Verizon CFO and SVP Fran Shammo said 2017 will be a development year for 5G, but added that the FCC’s approval this week of its spectrum leases with XO could move up its deployments “to get to a commercial launch and actually start to generate revenue.” He said, “I think that will come in either very late 2017 or early 2018.”
Verizon said it will later on test use cases for mobile 5G that supports the “massive” scale and low-latency that IoT services require.
Other cellcos such as AT&T and Korea Telecom (KT) are working to begin deploying 5G sooner than its 2020 forecast date. AT&T is pressured by Verizon and AT&T’s own massive and costly effort to upgrade its aging wireline broadband network to all-fiber and to G.fast over existing copper phone wires to MDUs.

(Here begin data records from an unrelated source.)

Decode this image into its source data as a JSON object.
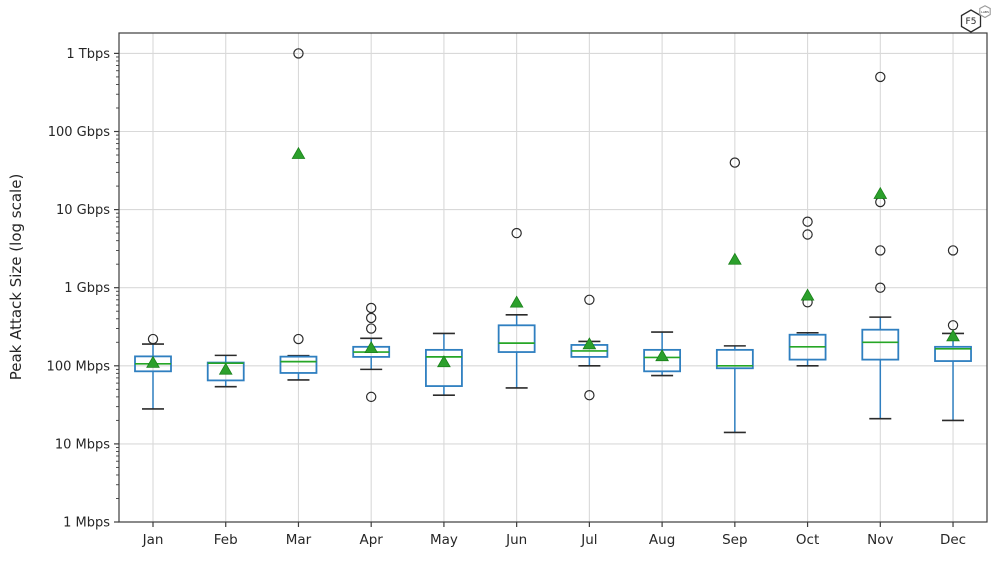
{
  "logo": {
    "text": "F5",
    "badge": "LABS"
  },
  "chart_data": {
    "type": "boxplot",
    "title": "",
    "xlabel": "",
    "ylabel": "Peak Attack Size (log scale)",
    "unit": "Mbps",
    "log_scale_y": true,
    "grid": true,
    "ylim_mbps": [
      1,
      1800000
    ],
    "yticks": [
      {
        "label": "1 Mbps",
        "mbps": 1
      },
      {
        "label": "10 Mbps",
        "mbps": 10
      },
      {
        "label": "100 Mbps",
        "mbps": 100
      },
      {
        "label": "1 Gbps",
        "mbps": 1000
      },
      {
        "label": "10 Gbps",
        "mbps": 10000
      },
      {
        "label": "100 Gbps",
        "mbps": 100000
      },
      {
        "label": "1 Tbps",
        "mbps": 1000000
      }
    ],
    "categories": [
      "Jan",
      "Feb",
      "Mar",
      "Apr",
      "May",
      "Jun",
      "Jul",
      "Aug",
      "Sep",
      "Oct",
      "Nov",
      "Dec"
    ],
    "series": [
      {
        "month": "Jan",
        "whisker_low": 28,
        "q1": 85,
        "median": 106,
        "q3": 132,
        "whisker_high": 190,
        "mean": 110,
        "outliers_mbps": [
          220
        ]
      },
      {
        "month": "Feb",
        "whisker_low": 54,
        "q1": 65,
        "median": 108,
        "q3": 110,
        "whisker_high": 136,
        "mean": 90,
        "outliers_mbps": []
      },
      {
        "month": "Mar",
        "whisker_low": 66,
        "q1": 81,
        "median": 113,
        "q3": 131,
        "whisker_high": 135,
        "mean": 52000,
        "outliers_mbps": [
          220,
          1000000
        ]
      },
      {
        "month": "Apr",
        "whisker_low": 90,
        "q1": 130,
        "median": 150,
        "q3": 175,
        "whisker_high": 225,
        "mean": 170,
        "outliers_mbps": [
          40,
          300,
          410,
          550
        ]
      },
      {
        "month": "May",
        "whisker_low": 42,
        "q1": 55,
        "median": 130,
        "q3": 160,
        "whisker_high": 260,
        "mean": 112,
        "outliers_mbps": []
      },
      {
        "month": "Jun",
        "whisker_low": 52,
        "q1": 150,
        "median": 195,
        "q3": 330,
        "whisker_high": 450,
        "mean": 650,
        "outliers_mbps": [
          5000
        ]
      },
      {
        "month": "Jul",
        "whisker_low": 100,
        "q1": 130,
        "median": 155,
        "q3": 185,
        "whisker_high": 205,
        "mean": 190,
        "outliers_mbps": [
          42,
          700
        ]
      },
      {
        "month": "Aug",
        "whisker_low": 75,
        "q1": 85,
        "median": 128,
        "q3": 160,
        "whisker_high": 270,
        "mean": 134,
        "outliers_mbps": []
      },
      {
        "month": "Sep",
        "whisker_low": 14,
        "q1": 93,
        "median": 100,
        "q3": 160,
        "whisker_high": 180,
        "mean": 2300,
        "outliers_mbps": [
          40000
        ]
      },
      {
        "month": "Oct",
        "whisker_low": 100,
        "q1": 120,
        "median": 175,
        "q3": 250,
        "whisker_high": 265,
        "mean": 800,
        "outliers_mbps": [
          650,
          4800,
          7000
        ]
      },
      {
        "month": "Nov",
        "whisker_low": 21,
        "q1": 120,
        "median": 200,
        "q3": 290,
        "whisker_high": 420,
        "mean": 16000,
        "outliers_mbps": [
          1000,
          3000,
          12500,
          500000
        ]
      },
      {
        "month": "Dec",
        "whisker_low": 20,
        "q1": 115,
        "median": 165,
        "q3": 175,
        "whisker_high": 260,
        "mean": 240,
        "outliers_mbps": [
          330,
          3000
        ]
      }
    ],
    "colors": {
      "box": "#2f7fc0",
      "median": "#26a626",
      "mean_marker": "#2ca02c",
      "mean_marker_edge": "#1a801a",
      "cap": "#2b2b2b",
      "outlier": "#2b2b2b",
      "grid": "#d9d9d9",
      "spine": "#3d3d3d",
      "tick_label": "#262626"
    }
  }
}
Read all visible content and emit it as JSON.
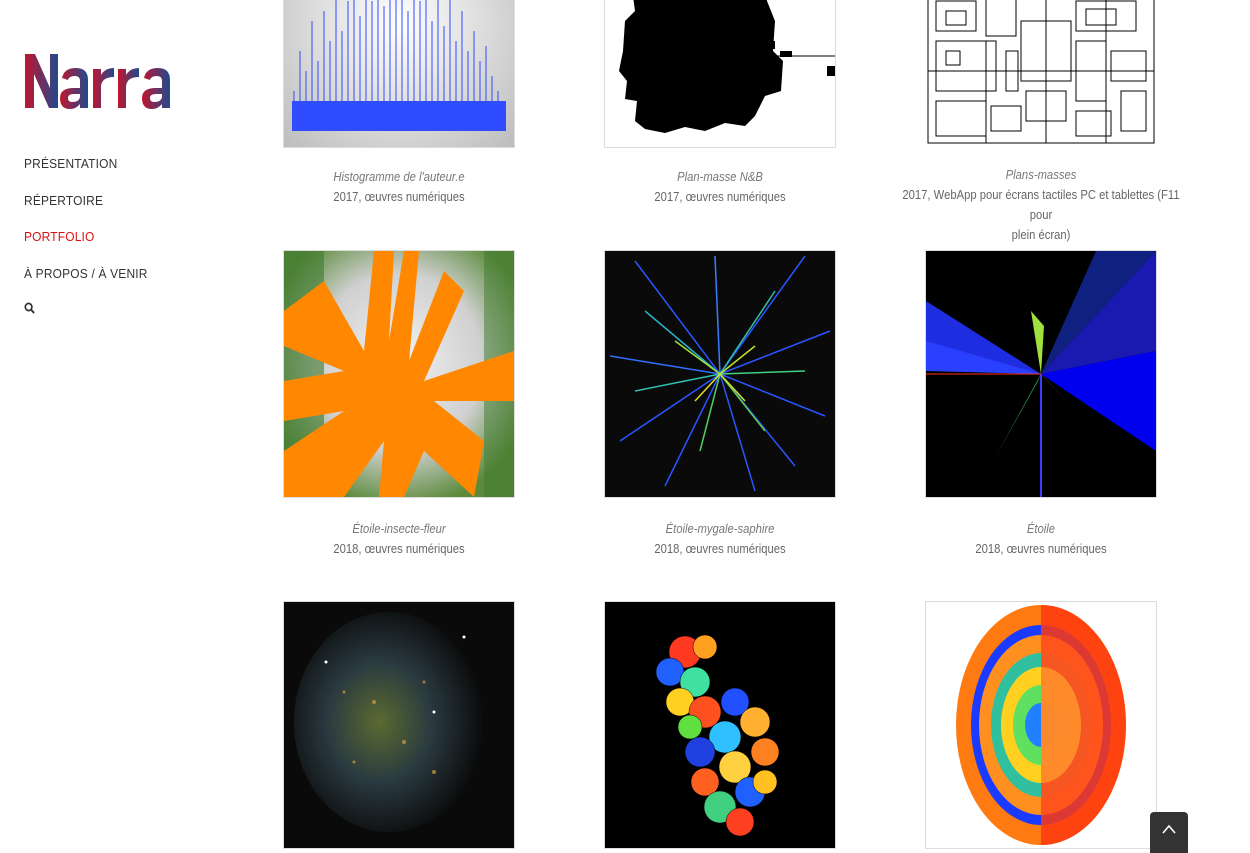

KT is pressured by the upcoming 2018 Winter Olympics that South Korea is hosting. Japanese cellco NTT DoCoMo is testing 5G for the real-time transmission of 8K video. It completed tests with Nokia on May 19. The tests used beam-tracking techniques to transmit millimeter wavelength signals at the extremely high frequency of 70 GHz. The trial showed that 8K video of 48 Gbps, which is four times larger than 4K video and 32 times than 1080p HD, was transmitted without any delays. Japan hosts the 2020 summer Olympics and wants to show off wireless streaming of it in 8K.
Streaming videos, especially live streaming, is very important to Verizon’s wireless strategy. It said its $4.83 billion acquisition of Yahoo’s operating businesses will help it become a bigger player in mobile media. McAdam said Verizon sees “tremendous opportunity in the digital video marketplace” and “content creators and advertisers are hungry for alternatives as the market expands for both in-home and mobile consumption. Verizon intends to be a significant player in this space.”
Verizon especially likes sports videos because it can stream games over its Go90 network, cellular network, FiOS, AOL and Yahoo. McAdam said, “we view this as a waterfall of content moving down through our different properties.”
McAdam said Verizon is moving ahead with cities such as Boston, San Fran-cisco and others on a one-fiber strategy for both cellular and FiOS. He said, “no longer are discussions solely about local franchise rights, but how to make forward-looking cities more productive and effective” and that its deal to acquire XO’s 40 metro fiber rings in major cities is the key to this strategy.